The Press reissued A Thousand and One Afternoons in Chicago last year. Featuring sixty-four columns illustrated with striking pen drawings by Herman Rosse, our new edition is supplemented with an introduction by William Savage, a scholar of Chicago’s early-twentieth century literary history, who sets the book in its historical, biographical, and literary context. As he writes, “A Thousand and One Afternoons in Chicago still speaks to anyone interested in urban history, in urban aesthetics, or in good story-telling.”
Last year, Julia Keller, Chicago Tribune cultural critic agreed, writing in a review:

The columns in A Thousand and One Afternoons in Chicago are scruffy time capsules of an earlier Chicago, an era that is long gone but still recognizable to readers’ imaginations.
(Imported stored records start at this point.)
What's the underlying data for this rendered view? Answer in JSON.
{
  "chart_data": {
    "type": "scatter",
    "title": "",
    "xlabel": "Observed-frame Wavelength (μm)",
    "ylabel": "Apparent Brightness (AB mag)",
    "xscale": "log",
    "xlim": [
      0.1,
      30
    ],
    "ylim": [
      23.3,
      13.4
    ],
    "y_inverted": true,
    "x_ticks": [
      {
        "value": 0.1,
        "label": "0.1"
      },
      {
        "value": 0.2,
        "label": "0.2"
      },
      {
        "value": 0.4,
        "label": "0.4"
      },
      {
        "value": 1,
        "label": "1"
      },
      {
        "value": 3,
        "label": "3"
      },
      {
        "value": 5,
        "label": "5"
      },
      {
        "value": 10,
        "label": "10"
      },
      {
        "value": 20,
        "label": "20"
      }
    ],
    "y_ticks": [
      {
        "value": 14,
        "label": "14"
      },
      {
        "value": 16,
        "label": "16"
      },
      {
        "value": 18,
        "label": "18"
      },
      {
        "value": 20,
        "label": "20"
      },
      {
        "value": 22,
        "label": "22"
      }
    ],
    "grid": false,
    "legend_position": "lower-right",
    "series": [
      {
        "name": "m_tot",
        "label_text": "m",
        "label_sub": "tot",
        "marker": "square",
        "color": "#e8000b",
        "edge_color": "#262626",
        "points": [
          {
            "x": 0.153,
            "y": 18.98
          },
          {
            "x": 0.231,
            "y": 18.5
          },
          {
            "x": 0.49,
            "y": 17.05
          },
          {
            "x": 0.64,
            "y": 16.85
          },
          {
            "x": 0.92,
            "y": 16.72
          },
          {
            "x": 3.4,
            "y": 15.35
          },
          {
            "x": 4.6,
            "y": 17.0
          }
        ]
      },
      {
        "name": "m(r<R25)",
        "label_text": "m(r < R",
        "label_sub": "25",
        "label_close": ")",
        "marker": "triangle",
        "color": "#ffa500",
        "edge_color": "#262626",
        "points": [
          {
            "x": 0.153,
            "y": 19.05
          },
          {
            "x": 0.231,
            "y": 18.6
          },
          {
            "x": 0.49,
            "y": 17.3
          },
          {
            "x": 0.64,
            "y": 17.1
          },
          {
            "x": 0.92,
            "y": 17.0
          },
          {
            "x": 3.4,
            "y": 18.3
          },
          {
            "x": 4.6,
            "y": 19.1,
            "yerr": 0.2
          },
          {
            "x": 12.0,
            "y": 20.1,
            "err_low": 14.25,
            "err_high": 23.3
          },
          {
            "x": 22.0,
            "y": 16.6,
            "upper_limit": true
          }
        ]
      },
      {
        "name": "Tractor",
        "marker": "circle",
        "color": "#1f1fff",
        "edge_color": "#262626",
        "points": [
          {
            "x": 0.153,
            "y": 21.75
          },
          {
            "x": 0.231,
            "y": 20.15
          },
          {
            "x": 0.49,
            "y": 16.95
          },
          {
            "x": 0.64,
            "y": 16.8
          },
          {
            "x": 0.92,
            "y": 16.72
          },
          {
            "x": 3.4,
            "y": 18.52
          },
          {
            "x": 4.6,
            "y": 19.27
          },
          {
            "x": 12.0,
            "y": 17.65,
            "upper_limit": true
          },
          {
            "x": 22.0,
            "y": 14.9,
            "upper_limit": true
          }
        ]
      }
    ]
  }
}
Michigan Avenue, Lake Michigan, street names such as Dearborn and Adams and LaSalle and Wabansia, places such as the Art Institute of Chicago—they’re all here, sprinkled amid Hecht’s nervous little haikus of urban life. He calls Chicago ‘a razzle-dazzle of dreams, tragedies, fantasies,’ and his tales capture gorgeous scraps of it, vivid vignettes starring businessmen and hobos and cops and socialites and janitors.… Thanks to Hecht, the Chicago of 1922 and the Chicago of 2009 bump into each other, shake hands, exchange greetings. Then, this being Chicago, they go for a drink and talk about old times. New ones too.

So, as a birthday gift to the late Hecht, take a closer look at his Chicago. It will be a gift to you, as well.